Walter Allen discourses on V S Pritchett, who is ‘at the centre of one of the enduring traditions of English life and literature … with George Orwell and Joyce Cary is its foremost living representative’. This androcentric attitude shaped the formal study and canonisation of English literature for generations in the UK, and it makes my blood boil. SO MANY authors ignored by the self-appointed tastemakers. But for all that, Pritchett does seem worth revisiting, as the successor to Arnold Bennett. Graham Greene would be creeping up on him.
I love these wild oil paintings by Renato Guttuso.
And these Paul Klees are so delicate and intricate, I can forgive the lack of colour.
Angus McBean photographed Anthony Quayle’s production of Paul Scofield and Madge Elliott in Vanbrugh’s The Relapse at the Old Vic. And Michael Redgrave played Macbeth in a really bad wig.

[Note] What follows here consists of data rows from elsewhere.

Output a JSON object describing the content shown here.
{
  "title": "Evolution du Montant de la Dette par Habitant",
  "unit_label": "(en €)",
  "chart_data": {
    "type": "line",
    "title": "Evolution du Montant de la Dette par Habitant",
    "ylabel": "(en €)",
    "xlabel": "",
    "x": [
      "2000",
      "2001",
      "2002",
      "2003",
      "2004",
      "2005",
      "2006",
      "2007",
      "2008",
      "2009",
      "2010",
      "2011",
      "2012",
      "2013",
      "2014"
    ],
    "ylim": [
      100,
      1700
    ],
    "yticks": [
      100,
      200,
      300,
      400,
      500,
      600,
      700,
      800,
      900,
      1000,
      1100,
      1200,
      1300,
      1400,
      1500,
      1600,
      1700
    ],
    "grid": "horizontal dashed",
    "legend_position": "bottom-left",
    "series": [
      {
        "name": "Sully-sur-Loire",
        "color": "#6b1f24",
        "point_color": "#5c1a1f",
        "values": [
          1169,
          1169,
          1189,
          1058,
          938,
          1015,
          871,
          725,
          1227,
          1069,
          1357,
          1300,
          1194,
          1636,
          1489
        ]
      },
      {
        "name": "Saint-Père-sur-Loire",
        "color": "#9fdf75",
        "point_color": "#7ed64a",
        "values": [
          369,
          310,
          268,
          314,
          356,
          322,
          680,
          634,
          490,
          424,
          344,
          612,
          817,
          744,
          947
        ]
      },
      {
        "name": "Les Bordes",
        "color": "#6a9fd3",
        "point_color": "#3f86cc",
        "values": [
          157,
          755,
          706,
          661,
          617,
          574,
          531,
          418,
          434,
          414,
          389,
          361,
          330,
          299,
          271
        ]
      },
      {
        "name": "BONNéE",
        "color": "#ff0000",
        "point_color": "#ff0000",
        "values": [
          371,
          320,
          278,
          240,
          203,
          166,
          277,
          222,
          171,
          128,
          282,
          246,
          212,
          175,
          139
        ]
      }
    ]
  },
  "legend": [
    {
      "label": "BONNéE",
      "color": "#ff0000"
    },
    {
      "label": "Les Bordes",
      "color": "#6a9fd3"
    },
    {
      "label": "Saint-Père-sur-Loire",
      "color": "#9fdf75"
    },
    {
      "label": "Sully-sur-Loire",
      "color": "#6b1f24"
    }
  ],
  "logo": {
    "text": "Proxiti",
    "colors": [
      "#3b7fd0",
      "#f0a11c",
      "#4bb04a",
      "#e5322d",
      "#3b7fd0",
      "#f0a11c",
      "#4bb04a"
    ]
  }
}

As is now becoming habitual, I prefer the essays and stories in ‘The Living Moment’ section at the end. They’re often the best pieces in the magazine. Here, Christopher Isherwood’s account of ‘Sailing up the Magdalena River’ is perfect snarky travel writing, in unsavoury conditions. John Atkins’ story ‘The Deserter’ is a compelling bit of fiction-verité, demobbery, desertery, and yet more horrible male attitudes to women. But great writing.